New Zealand Law Society - Barrister sent letter without client’s approval

Barrister sent letter without client’s approval

This article is over 3 years old. More recent information on this subject may exist.

[Names used in this article are fictitious]

A barrister who sent out an important letter despite her client not having given her the say-so has been fined $1,500 by a lawyers standards committee.

The committee also found that the barrister, Redlaw, failed to keep her client informed and/or consult her about ongoing instructions to an accountant.

The committee made two findings of unsatisfactory conduct by Redlaw.

Redlaw was instructed in January 2014 to provide legal services to Ms Dartle in respect of relationship property and related matters.

Redlaw acted for Ms Dartle until the relationship of trust and confidence between client and lawyer was damaged. In a letter dated 24 August 2016, Redlaw urged Ms Dartle to obtain alternative representation, which she did.

In April 2017, Ms Dartle complained to the New Zealand Law Society about Redlaw’s conduct and the standard of services provided.

One of Ms Dartle’s complaints was that Redlaw sent a letter to her husband’s counsel without her approval. The dispatch of the letter was the cause of the breakdown in the client-lawyer relationship.
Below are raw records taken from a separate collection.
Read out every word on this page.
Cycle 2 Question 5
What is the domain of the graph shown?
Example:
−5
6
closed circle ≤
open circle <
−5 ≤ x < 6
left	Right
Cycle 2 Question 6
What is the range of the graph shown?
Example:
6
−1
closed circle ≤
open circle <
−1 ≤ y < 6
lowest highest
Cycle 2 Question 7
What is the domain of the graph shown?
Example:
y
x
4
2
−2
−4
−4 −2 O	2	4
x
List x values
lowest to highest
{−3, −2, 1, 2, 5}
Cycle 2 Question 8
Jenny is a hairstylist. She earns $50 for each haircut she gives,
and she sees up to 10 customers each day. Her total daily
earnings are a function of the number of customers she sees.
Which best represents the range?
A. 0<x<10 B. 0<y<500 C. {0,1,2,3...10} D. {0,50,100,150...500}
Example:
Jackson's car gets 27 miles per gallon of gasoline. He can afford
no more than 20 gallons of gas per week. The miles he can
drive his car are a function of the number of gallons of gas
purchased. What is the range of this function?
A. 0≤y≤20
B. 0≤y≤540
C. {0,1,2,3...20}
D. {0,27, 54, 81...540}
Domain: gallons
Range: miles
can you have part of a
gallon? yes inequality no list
The letter advised that Ms Redlaw, through a third party, had received an approach from someone interested in buying a company that her husband had previously said had no value.

Redlaw emailed Ms Dartle a draft letter, seeking approval to send it. Ms Dartle did not respond. Despite that, the letter was sent and copied to her. Redlaw acknowledged that the letter was sent without Ms Dartle’s specific prior approval.
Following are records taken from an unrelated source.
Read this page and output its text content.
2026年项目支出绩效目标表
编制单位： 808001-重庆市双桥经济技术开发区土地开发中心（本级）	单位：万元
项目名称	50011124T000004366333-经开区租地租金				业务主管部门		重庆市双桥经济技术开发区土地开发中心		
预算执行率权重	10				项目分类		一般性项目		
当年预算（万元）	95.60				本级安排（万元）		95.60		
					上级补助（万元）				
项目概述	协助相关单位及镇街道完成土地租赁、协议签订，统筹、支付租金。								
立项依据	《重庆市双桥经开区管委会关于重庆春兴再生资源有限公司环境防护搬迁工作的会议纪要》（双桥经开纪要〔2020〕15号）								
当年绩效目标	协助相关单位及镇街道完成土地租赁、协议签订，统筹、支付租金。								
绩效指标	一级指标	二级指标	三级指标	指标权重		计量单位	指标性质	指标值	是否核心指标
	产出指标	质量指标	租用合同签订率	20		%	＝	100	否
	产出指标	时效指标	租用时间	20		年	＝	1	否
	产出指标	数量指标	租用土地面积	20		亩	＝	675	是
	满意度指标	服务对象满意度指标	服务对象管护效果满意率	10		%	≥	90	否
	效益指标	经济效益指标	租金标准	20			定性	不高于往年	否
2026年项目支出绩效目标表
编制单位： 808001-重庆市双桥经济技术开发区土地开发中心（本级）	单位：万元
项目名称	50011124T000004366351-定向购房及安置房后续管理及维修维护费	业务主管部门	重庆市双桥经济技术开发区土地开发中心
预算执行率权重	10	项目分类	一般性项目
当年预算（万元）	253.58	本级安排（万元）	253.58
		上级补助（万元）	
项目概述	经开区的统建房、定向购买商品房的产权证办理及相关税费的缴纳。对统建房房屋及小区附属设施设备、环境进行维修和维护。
Redlaw said the letter was sent in the context where her client did not want to go to court, there was a four-day fixture looming and they had previously agreed to try to settle matters. Redlaw also said the letter was in accordance with Ms  Dartle’s earlier instructions and was an action that she and Ms Dartle had specifically discussed should occur.

“However, this rather begs the question,” the committee said. “If [Redlaw] had clear instructions as to the course of action to be followed, why did she send the draft letter out for approval?”

Further, an earlier email Redlaw had sent Ms Dartle also made it clear that while the strategy of testing the market had been discussed in general terms, Redlaw did not have current or specific instructions to do that at the time she sent the letter.

“In the committee’s view, the decision to send the letter was a significant decision in the litigation.”

The committee found that Redlaw had breached the provisions of rule 13.3 of the Lawyers and Conveyancers Act (Lawyers: Conduct and Client Care) Rules 2008. That rule requires lawyers to obtain and follow a client’s instructions on significant decisions in respect of the conduct of litigation.

The committee also found that Redlaw had failed to keep Ms Dartle informed and to consult with her in respect of ongoing instructions she provided to a forensic accountant to undertake work on Ms Dartle’s behalf.

Redlaw had a duty “to consult her client about the steps taken (in this case by providing the accountant with approval for ongoing work) to implement the client’s instructions,” the committee said.

“The committee finds that she failed to do so.” There was no evidence that Redlaw was checking with her client that the ongoing work was acceptable or approved, the committee noted.

As well as the fine, the committee ordered Redlaw to pay $2,000 costs.